Babies cry to communicate their needs. When you know what your baby needs, it is easier to calm the crying.
Decoding the cry
How can you tell what your baby may be telling you? Is your baby:
- Hungry? A smacking of the lips or a turning of the head toward your hand while you stroke your baby’s cheek can be a sign of hunger.
- Tired? Newborns sleep up to 16 hours or more a day. Babies cry when they get overtired. It can be hard to get an overtired baby to sleep.
- Needing a diaper change? Some babies are sensitive to a wet or soiled diaper. Check your baby’s diaper often to ensure it is clean and dry.
- Lonely? Your baby may just want to be held.
- Having tummy troubles? If you notice your baby becomes fussy right after being fed, your baby may be experiencing tummy pain. Call your baby’s health care provider to discuss your baby’s symptoms.
- Teething? Teething typically starts between 4 and 7 months old. It may occur earlier.
- Other, not so obvious, reasons babies cry: Growth spurt, learning coordination of a bowel movement, reflux, dairy/milk intolerance or infection.
Soothing your baby
If you ruled out the above needs, maybe your baby just needs calming and comfort. There are several ways to calm your baby. Be patient finding the one that works best for you and your baby.
- Rocking. Movements like rocking or standing up and gently swaying your baby back and forth can help sooth your baby.
- White noise. A soothing “shhh” sound can be calming to your baby as it sounds like the swishing noise that surrounded your baby in the womb.
- Skin to skin. Your baby may stop crying when feeling his or her skin on yours.
- Watching a mobile spin with music playing may relax your baby.
- Offer a pacifier. Sucking helps your baby relax into a state of calm.
- Swaddling can recreate the safe and cozy feeling of the womb. It is recommended to not swaddle babies older than 2 months old.
If your baby’s crying is making you tense, lay your baby down in the crib on his or her back and walk away for 5-10 minutes.
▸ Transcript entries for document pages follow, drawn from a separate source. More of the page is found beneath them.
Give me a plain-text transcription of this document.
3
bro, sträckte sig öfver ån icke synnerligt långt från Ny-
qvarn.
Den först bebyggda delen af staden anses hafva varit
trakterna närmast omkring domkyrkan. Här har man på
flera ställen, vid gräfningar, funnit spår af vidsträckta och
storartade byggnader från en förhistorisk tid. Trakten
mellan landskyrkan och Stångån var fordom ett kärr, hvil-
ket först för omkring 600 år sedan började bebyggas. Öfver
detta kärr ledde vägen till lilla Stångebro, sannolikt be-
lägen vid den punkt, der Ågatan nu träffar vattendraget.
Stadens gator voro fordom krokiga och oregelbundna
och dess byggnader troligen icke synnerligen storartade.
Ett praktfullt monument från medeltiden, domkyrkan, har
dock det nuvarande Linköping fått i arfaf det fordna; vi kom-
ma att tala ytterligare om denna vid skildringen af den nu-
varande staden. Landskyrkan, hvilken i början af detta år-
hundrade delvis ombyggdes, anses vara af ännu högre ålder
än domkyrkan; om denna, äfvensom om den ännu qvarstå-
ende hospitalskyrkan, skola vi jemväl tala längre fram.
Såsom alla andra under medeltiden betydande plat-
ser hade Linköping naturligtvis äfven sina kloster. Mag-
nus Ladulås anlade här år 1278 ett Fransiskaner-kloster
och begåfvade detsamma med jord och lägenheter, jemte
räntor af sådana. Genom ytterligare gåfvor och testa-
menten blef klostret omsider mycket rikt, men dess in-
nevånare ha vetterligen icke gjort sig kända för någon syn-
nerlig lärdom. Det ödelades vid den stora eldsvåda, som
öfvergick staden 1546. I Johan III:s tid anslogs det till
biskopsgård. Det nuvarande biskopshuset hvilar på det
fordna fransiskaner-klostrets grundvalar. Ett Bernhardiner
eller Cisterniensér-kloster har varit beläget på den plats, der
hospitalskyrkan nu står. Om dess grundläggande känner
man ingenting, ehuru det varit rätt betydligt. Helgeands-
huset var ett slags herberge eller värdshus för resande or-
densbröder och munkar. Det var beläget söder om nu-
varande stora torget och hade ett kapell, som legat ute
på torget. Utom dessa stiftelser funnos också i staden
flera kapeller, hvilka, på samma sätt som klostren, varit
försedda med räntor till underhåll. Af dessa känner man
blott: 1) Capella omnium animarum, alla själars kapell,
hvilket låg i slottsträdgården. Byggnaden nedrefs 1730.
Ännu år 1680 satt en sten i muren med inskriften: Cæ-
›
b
Take some deep breaths to relax. When you are tense, your baby can feel it and the crying may intensify.
Peak times of crying
For some babies it is common for crying to intensify at about 6 weeks old. Learn more about purple crying.
Call your baby’s health care provider if you have further questions or concerns regarding your baby’s crying, especially if your baby shows ongoing signs of distress.